Kini, dengan lonjakan harga Ether selama bertahun-tahun, total nilai Ether yang dimiliki whale tersebut mendekati Rp6,2 triliun ($400 juta). Hal ini membuat langkahnya untuk mulai menjual kembali Ether dalam jumlah besar memicu spekulasi bahwa whale ini mungkin mencoba mengantisipasi penurunan harga lebih lanjut atau mengamankan keuntungan sebelum fluktuasi lebih besar terjadi.
Dampak Langsung Terhadap Harga Ether dan Sentimen Pasar
Dampak dari aksi jual besar-besaran oleh whale ini terasa begitu cepat dan signifikan di pasar. Hanya dalam tiga hari pertama Oktober, harga Ether (ETH) anjlok hampir 10%, yang mencerminkan seberapa besar tekanan yang dihadapi pasar kripto secara keseluruhan. Pada 1 Oktober, harga ETH masih bertahan di kisaran Rp41,6 juta ($2.650). Seiring munculnya penjualan massal oleh whale ini, harga ETH dengan cepat jatuh menjadi sekitar Rp37 juta ($2.365) pada 3 Oktober.
Penurunan harian sebesar 3,7% ini lebih tajam dibandingkan penurunan keseluruhan pasar kripto yang hanya merosot 2,6% pada hari yang sama. Aksi jual oleh whale ini memperparah situasi pasar yang sejak awal tahun sudah berjuang melawan tantangan-tantangan eksternal seperti ketidakpastian makroekonomi dan perubahan regulasi yang terus bergulir
Reaksi dari para trader dan analis pun mulai bermunculan dengan nada kekhawatiran. Banyak di antara mereka yang menyuarakan opini bahwa aksi jual ini menandai “menyerahnya” beberapa dari investor awal (OG) Ethereum, yaitu mereka yang telah terlibat sejak ICO pertama. Hal ini menciptakan sentimen negatif di kalangan komunitas, dengan beberapa pihak menganggap bahwa jika para veteran Ethereum mulai keluar dari pasar.

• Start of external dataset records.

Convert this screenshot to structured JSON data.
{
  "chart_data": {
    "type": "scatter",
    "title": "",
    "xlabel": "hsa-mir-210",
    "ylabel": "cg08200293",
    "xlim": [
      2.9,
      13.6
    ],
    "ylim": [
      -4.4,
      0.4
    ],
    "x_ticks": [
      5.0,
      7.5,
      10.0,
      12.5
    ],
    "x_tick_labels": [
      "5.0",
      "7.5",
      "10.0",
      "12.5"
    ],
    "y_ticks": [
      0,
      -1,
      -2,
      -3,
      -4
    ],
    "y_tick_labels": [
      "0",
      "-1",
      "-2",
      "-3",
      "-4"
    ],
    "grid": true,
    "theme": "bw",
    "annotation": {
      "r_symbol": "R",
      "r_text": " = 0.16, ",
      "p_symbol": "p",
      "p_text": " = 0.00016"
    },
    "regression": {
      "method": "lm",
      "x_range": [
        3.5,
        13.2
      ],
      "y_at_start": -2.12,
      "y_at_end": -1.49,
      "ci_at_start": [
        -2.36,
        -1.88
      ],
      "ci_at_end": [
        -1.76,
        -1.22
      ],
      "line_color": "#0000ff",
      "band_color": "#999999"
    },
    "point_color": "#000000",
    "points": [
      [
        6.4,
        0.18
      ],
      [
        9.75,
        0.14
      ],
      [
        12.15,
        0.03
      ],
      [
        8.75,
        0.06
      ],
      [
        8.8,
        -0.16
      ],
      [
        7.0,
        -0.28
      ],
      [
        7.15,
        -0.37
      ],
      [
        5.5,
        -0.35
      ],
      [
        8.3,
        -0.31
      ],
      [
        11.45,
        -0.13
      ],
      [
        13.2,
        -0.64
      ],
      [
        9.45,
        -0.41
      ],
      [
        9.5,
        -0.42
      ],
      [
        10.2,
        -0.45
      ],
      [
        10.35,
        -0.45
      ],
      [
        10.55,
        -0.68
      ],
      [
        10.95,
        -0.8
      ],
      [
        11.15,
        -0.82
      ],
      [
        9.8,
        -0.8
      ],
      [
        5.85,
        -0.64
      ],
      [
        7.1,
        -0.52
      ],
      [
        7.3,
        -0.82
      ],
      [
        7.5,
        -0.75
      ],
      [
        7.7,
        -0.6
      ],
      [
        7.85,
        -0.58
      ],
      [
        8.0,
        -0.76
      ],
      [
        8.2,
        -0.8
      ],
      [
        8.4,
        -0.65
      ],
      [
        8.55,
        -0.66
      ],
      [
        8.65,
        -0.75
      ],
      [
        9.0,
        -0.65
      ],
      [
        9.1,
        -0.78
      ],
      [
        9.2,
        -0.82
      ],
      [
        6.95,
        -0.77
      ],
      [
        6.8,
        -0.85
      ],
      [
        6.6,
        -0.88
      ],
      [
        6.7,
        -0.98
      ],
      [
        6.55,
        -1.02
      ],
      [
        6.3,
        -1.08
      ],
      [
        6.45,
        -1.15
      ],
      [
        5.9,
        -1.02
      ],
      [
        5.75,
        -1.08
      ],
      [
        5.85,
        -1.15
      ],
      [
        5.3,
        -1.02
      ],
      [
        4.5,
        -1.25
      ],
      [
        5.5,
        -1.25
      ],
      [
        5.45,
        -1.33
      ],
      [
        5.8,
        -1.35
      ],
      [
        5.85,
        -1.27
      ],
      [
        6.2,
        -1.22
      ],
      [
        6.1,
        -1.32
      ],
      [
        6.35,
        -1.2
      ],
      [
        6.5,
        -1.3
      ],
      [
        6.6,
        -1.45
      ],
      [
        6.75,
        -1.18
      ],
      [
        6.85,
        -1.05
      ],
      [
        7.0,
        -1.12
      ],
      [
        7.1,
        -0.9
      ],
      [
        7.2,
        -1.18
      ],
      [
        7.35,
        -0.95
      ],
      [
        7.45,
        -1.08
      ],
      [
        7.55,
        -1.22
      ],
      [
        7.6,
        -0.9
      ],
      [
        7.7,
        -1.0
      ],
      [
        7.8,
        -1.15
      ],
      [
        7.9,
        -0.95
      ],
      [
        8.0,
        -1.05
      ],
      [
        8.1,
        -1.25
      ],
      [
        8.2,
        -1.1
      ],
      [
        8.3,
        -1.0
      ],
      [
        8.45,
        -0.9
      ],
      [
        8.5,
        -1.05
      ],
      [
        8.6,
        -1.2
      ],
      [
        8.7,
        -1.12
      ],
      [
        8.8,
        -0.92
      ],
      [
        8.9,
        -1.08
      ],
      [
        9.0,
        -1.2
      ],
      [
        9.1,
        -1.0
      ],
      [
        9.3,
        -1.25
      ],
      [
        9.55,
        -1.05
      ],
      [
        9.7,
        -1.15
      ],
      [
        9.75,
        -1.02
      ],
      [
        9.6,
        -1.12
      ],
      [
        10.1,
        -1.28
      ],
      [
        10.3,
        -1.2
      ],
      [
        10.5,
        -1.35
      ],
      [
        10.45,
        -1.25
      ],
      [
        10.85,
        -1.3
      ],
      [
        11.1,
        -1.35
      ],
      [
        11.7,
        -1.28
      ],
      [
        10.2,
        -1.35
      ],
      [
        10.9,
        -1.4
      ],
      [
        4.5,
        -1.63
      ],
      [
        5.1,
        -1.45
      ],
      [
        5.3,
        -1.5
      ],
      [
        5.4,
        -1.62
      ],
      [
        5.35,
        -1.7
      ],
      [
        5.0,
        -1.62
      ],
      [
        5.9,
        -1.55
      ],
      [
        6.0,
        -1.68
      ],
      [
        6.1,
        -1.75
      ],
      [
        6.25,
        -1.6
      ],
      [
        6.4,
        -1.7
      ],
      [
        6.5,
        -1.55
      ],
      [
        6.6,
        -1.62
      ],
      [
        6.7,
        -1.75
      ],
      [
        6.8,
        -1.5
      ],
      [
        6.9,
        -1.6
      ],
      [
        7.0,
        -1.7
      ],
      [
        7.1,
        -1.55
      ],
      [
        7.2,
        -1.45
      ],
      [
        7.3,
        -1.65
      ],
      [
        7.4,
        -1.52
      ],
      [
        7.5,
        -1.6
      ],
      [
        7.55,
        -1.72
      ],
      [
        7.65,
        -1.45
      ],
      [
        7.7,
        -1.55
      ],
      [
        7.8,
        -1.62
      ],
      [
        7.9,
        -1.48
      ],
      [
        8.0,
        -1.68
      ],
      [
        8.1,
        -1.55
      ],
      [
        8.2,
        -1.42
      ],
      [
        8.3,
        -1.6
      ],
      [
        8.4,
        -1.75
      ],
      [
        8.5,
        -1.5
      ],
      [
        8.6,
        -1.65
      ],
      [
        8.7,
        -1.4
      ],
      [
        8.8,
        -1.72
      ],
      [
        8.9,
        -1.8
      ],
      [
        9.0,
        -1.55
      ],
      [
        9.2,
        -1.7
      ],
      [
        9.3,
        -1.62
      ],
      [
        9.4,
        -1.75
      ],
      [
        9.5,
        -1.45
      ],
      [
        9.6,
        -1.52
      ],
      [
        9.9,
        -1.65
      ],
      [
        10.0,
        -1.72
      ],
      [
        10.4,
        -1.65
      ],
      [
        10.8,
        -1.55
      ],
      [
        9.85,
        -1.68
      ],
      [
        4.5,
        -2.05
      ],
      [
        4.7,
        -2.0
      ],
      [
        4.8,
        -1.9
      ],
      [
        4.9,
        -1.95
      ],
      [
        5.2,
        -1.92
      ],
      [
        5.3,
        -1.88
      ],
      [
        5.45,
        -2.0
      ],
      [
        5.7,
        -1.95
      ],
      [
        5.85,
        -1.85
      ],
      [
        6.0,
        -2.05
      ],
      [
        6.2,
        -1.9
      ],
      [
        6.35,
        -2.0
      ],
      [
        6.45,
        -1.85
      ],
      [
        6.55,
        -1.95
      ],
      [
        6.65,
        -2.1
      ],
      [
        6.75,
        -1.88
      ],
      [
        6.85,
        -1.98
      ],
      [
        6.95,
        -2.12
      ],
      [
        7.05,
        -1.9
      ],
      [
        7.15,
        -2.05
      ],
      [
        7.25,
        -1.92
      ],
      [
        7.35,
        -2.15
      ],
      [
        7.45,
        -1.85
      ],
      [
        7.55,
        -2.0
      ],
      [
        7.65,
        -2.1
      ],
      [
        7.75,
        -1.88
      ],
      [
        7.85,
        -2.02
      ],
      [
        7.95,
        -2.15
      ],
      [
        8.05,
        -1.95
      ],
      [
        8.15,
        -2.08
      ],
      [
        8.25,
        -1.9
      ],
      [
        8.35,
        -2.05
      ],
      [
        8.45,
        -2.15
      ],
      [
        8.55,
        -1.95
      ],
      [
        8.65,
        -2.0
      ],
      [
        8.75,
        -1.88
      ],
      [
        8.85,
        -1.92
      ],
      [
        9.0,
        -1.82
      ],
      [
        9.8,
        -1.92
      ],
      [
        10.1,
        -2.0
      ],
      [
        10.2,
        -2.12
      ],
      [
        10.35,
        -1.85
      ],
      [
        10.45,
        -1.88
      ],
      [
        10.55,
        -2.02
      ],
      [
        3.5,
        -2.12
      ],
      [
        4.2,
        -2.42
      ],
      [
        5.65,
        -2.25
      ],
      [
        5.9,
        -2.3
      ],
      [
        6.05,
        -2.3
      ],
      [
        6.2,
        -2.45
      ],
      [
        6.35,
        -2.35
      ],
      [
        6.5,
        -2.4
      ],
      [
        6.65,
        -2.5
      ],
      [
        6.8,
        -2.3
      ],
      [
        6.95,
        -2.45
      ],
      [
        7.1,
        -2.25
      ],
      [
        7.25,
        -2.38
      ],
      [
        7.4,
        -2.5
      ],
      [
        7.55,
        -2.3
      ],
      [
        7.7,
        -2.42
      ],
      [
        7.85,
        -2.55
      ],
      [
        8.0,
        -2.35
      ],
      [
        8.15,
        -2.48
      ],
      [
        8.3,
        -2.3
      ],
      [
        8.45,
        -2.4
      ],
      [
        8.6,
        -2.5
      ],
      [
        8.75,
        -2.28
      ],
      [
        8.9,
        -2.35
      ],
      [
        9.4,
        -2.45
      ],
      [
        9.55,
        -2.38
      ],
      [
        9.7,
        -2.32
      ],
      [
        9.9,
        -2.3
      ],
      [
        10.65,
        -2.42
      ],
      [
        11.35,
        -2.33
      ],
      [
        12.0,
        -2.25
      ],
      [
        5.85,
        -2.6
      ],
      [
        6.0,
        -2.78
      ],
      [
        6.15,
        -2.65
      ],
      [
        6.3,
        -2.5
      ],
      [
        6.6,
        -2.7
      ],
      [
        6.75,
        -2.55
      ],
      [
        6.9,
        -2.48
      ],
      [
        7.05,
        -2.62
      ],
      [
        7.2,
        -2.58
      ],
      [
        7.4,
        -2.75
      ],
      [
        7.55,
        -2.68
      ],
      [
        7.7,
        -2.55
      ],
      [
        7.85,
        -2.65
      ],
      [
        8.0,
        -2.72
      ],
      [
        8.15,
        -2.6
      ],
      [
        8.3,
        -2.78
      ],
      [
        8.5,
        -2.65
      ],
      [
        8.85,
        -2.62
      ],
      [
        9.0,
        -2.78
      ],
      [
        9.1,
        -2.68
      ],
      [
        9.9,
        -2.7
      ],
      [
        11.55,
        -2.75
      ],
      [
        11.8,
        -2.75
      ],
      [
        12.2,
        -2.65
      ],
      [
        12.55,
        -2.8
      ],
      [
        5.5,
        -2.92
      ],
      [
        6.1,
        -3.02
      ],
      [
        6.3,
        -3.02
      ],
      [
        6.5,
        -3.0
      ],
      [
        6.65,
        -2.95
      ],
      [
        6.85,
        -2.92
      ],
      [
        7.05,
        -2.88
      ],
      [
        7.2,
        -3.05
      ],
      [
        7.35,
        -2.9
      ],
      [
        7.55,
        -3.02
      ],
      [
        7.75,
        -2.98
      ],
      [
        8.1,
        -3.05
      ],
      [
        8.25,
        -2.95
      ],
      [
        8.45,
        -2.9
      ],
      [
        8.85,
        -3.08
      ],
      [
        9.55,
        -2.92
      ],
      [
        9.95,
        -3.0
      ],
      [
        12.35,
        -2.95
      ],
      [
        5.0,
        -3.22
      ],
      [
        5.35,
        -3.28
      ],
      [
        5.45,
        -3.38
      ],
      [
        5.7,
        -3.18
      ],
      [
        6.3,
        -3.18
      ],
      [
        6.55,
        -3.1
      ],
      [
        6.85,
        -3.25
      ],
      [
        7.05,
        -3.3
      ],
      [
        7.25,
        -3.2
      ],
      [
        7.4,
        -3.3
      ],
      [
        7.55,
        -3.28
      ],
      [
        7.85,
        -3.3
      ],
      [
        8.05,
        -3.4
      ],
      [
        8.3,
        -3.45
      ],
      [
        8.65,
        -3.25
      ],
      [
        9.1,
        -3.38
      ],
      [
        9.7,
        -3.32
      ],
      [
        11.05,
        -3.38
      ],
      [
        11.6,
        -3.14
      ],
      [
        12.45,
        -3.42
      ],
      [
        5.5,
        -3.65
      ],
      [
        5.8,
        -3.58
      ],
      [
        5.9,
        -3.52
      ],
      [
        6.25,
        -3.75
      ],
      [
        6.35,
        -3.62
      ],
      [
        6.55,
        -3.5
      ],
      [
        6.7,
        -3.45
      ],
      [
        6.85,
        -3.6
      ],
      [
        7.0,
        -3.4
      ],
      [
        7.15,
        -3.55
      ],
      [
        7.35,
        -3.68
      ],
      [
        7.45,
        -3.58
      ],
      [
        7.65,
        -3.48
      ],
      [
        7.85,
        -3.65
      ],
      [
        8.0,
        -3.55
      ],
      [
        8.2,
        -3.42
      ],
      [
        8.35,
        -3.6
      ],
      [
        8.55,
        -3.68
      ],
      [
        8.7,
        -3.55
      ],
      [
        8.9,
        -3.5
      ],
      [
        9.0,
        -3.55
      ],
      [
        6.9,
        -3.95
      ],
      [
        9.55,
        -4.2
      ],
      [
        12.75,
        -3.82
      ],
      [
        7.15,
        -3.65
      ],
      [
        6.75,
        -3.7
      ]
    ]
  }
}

Minat Investor Institusional yang Terus Tumbuh
Di tengah badai yang melanda pasar kripto, investor institusional menunjukkan bahwa mereka masih melihat potensi besar di Ethereum. Pada 2 Oktober, sembilan ETF Ether mencatatkan arus masuk senilai Rp310 miliar ($20 juta), didorong oleh minat kuat dari perusahaan manajemen aset terbesar dunia, BlackRock. Arus masuk ini menjadi yang terbesar dalam sepekan terakhir, mencerminkan peningkatan minat dari kalangan institusional terhadap aset ini.
Menariknya, sementara ETF Ether mencatatkan arus masuk yang signifikan, ETF Bitcoin justru mengalami arus keluar selama dua hari berturut-turut, dengan total Rp800 miliar ($53 juta) keluar dari produk tersebut. Ini menjadi indikator bahwa meskipun harga Ether sedang berada di bawah tekanan, beberapa investor besar lebih memilih Ether daripada Bitcoin.
Minat yang terus tumbuh dari institusi besar ini menjadi sinyal bahwa Ethereum memiliki posisi kuat untuk berkembang di masa depan. Meskipun pasar sedang tertekan, banyak yang percaya bahwa Ethereum memiliki daya tarik jangka panjang, terutama dengan banyaknya inovasi dan rencana pengembangan yang akan segera diluncurkan. Kombinasi antara dukungan komunitas, minat institusional, dan inovasi teknis ini memberikan dasar yang kuat bagi Ethereum untuk kembali pulih dan melanjutkan dominasinya di dunia kripto.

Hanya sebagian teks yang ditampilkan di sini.